El camino hacia la comunidad parecía sacado de otro continente.
Carreteras de tierra rojiza, curvas estrechas entre colinas verdes, con la ciudad de Terrassa esfumándose poco a poco en el retrovisor.
A medida que subíamos, la cobertura del móvil desaparecía, y con ella, la sensación de estar en Europa.
Rémy me guiaba con una sonrisa tranquila, como si me llevara a un lugar sagrado.
Y al llegar… entendí por qué.
Casas de adobe y madera, algunas con formas que parecen inspiradas por hongos o cuentos de hadas.
Cob bricks, techos de paja, paneles solares inclinados como alas. Todo construido por las propias manos de quienes viven aquí.
Gallinas picoteando entre los olivos.
Una huerta que huele a tierra viva, con tomates gruesos, pimientos dulces, calabazas que parecen de otro mundo.
Una cocina comunal con mesas largas, ollas enormes, especias en tarros reciclados y alguien siempre cortando cebollas para el guiso del día.
Y música.
Siempre hay música.
Por las noches, la gente se reúne alrededor de una fogata, saca guitarras, flautas, tambores.
Se canta en muchos idiomas, a veces desafinados, pero con alma.
No hay público, no hay ego. Solo ritmo compartido.
Los que viven aquí son de todo tipo.
Está Carla, que dejó su vida como enfermera en Madrid después de un burnout.
Ahora cultiva lavanda y prepara aceites esenciales.
Jules, un suizo que llegó para quedarse una semana y lleva tres años construyendo su casa en espiral, sin planos.
Luna, argentina, con voz ronca y mirada de selva, que da talleres de voz y yoga al amanecer.
Óscar, un francés que cocina como un dios y toca el clarinete como si llorara por dentro.
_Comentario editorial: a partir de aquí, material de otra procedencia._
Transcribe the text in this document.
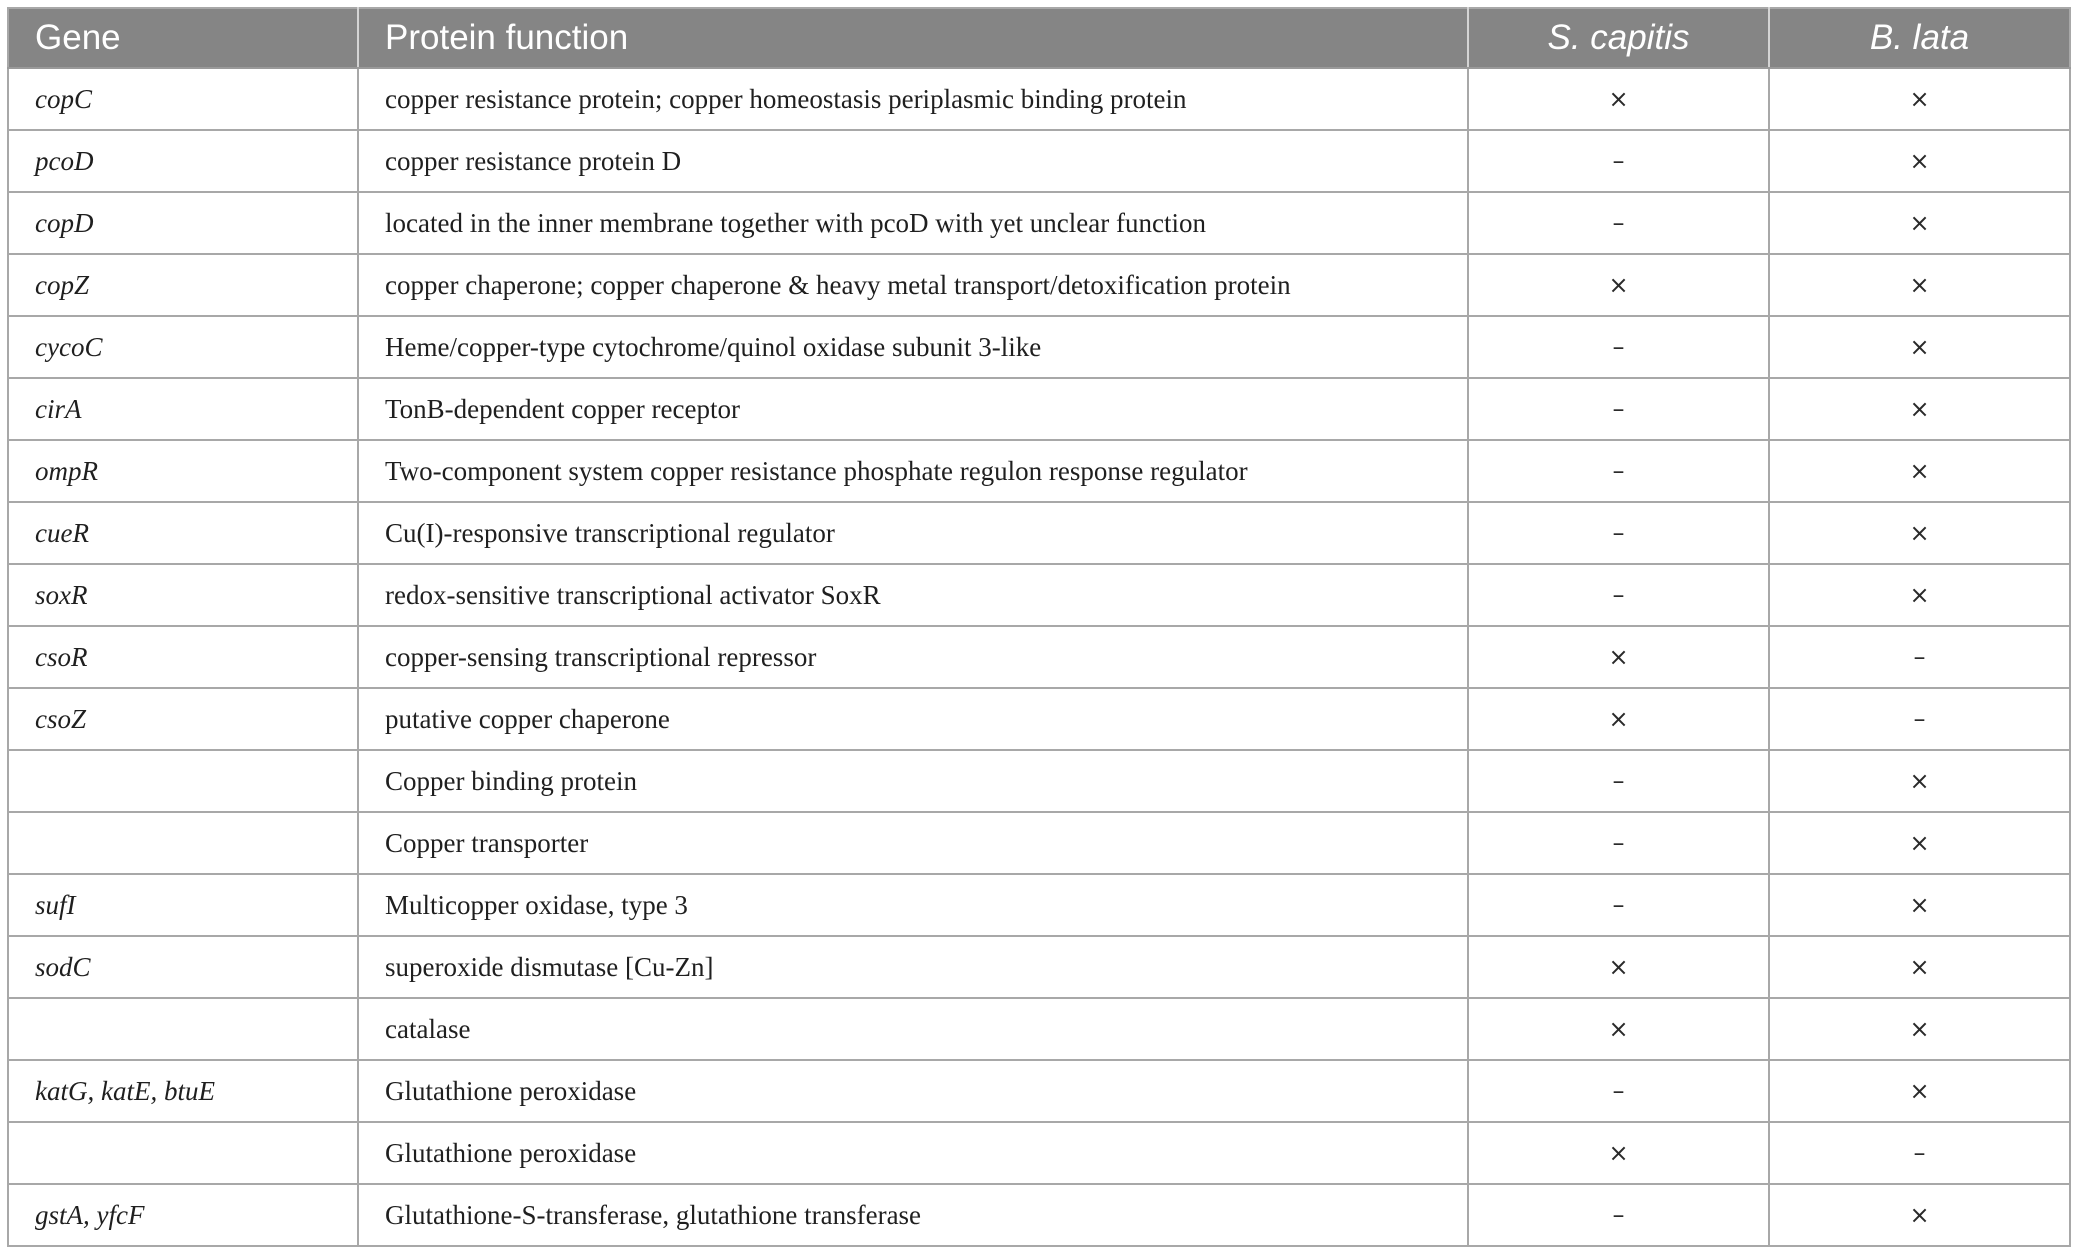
Gene	Protein function	S. capitis	B. lata
copC	copper resistance protein; copper homeostasis periplasmic binding protein	×	×
pcoD	copper resistance protein D	–	×
copD	located in the inner membrane together with pcoD with yet unclear function	–	×
copZ	copper chaperone; copper chaperone & heavy metal transport/detoxification protein	×	×
cycoC	Heme/copper-type cytochrome/quinol oxidase subunit 3-like	–	×
cirA	TonB-dependent copper receptor	–	×
ompR	Two-component system copper resistance phosphate regulon response regulator	–	×
cueR	Cu(I)-responsive transcriptional regulator	–	×
soxR	redox-sensitive transcriptional activator SoxR	–	×
csoR	copper-sensing transcriptional repressor	×	–
csoZ	putative copper chaperone	×	–
	Copper binding protein	–	×
	Copper transporter	–	×
sufI	Multicopper oxidase, type 3	–	×
sodC	superoxide dismutase [Cu-Zn]	×	×
	catalase	×	×
katG, katE, btuE	Glutathione peroxidase	–	×
	Glutathione peroxidase	×	–
gstA, yfcF	Glutathione-S-transferase, glutathione transferase	–	×
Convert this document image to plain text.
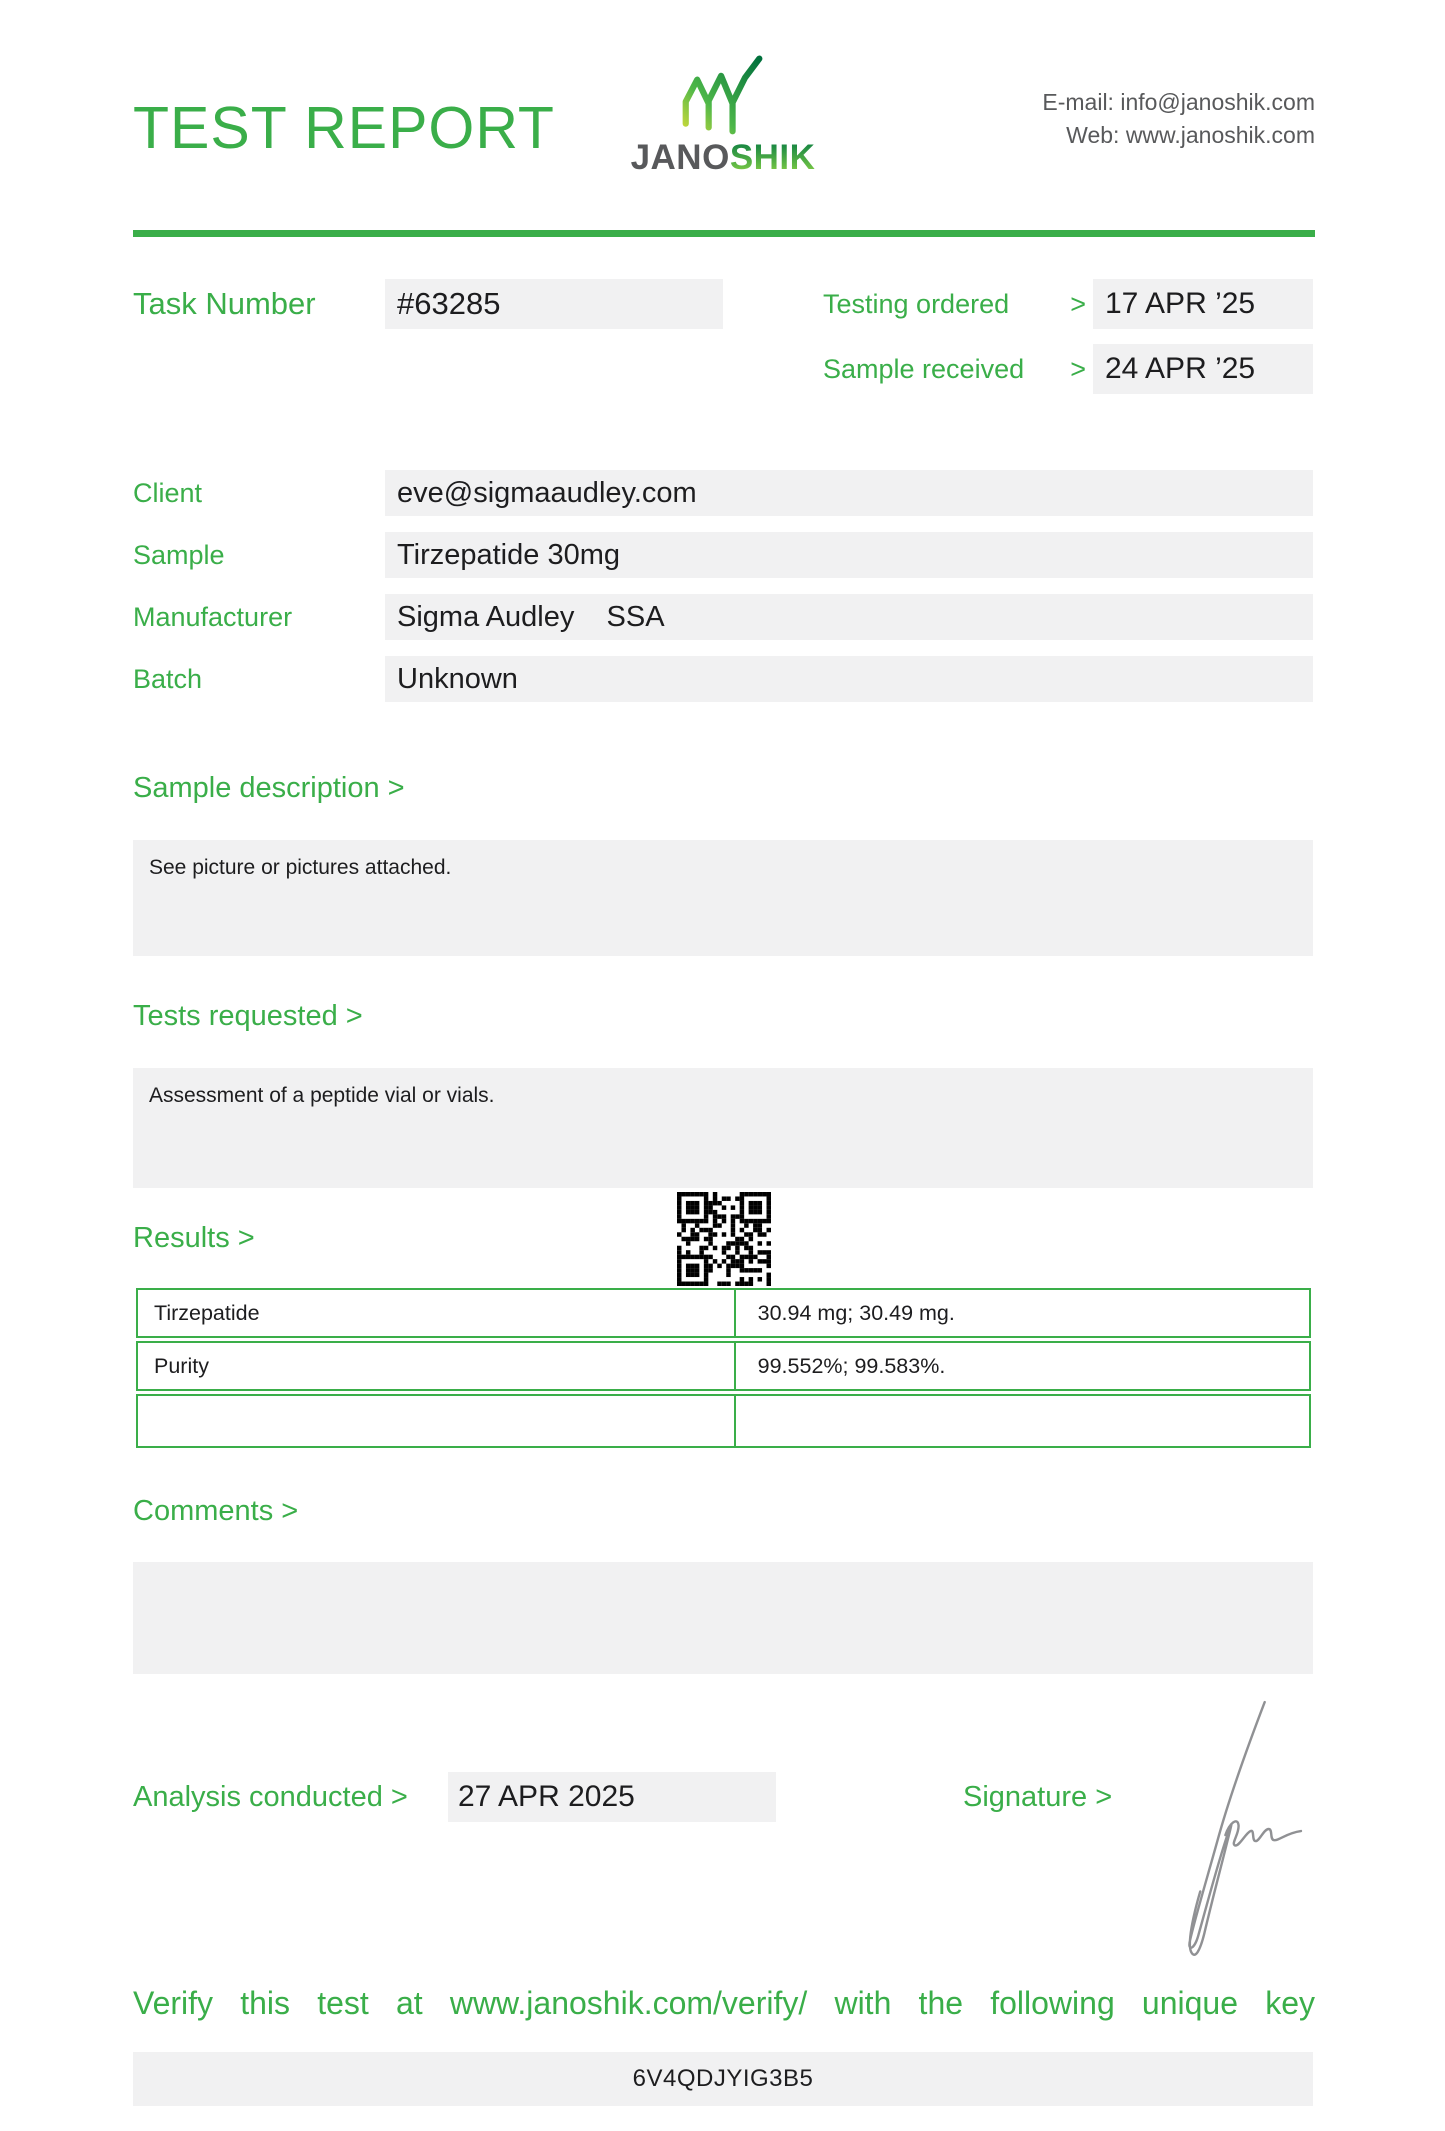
TEST REPORT	JANOSHIK
E-mail: info@janoshik.com
Web: www.janoshik.com
Task Number	#63285	Testing ordered > 17 APR ’25
Sample received > 24 APR ’25
Client	eve@sigmaaudley.com
Sample	Tirzepatide 30mg
Manufacturer	Sigma Audley    SSA
Batch	Unknown
Sample description >
See picture or pictures attached.
Tests requested >
Assessment of a peptide vial or vials.
Results >
Tirzepatide	30.94 mg; 30.49 mg.
Purity	99.552%; 99.583%.
Comments >
Analysis conducted >	27 APR 2025	Signature >
Verify this test at www.janoshik.com/verify/ with the following unique key
6V4QDJYIG3B5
Es fácil enamorarse del lugar.
De su calma.
De la autenticidad con la que se vive.
Pero pronto empecé a ver algo que me dolía.
Algo que me recordaba por qué me fui de ciertas ciudades.
Las drogas.
No hablo solo de marihuana —eso no me molesta.
Yo mismo la fumo con respeto, como parte de mi ritual.
Pero aquí, muchos se pierden en un ciclo de psilocibina, LSD, MDMA, ayahuasca, ketamina…
Lo llaman expansión de conciencia.
Pero desde fuera, muchas veces parece evasión.
Una forma de no enfrentar la vida real.
De no tener propósito.
He visto ojos vacíos.
Charlas circulares.
Proyectos que nunca arrancan.
Sueños que se deshacen al amanecer de una noche muy larga.
Y me duele.
Porque este lugar podría ser mágico.
Podría ser semilla.
Pero sin un propósito, sin una dirección…
es fácil quedarse estancado.
Y yo…
yo vine a construir algo.
La Melodía no será un escape.
Será un centro.
Un lugar para grabar, componer, vivir.
Sí, habrá libertad.
Sí, habrá risas y fuego y tambores.
Pero también habrá un propósito mayor:
hacer música que sane, que hable, que permanezca.
Este lugar me ha inspirado.
Me ha mostrado lo que amo —y lo que quiero evitar.
Me voy pronto.
Pero me voy con más claridad.
Sigo buscando.
Mi lugar está ahí fuera.
Y sé que cuando lo vea, lo sabré.
Será como una canción empezando a sonar, suave, en Re menor.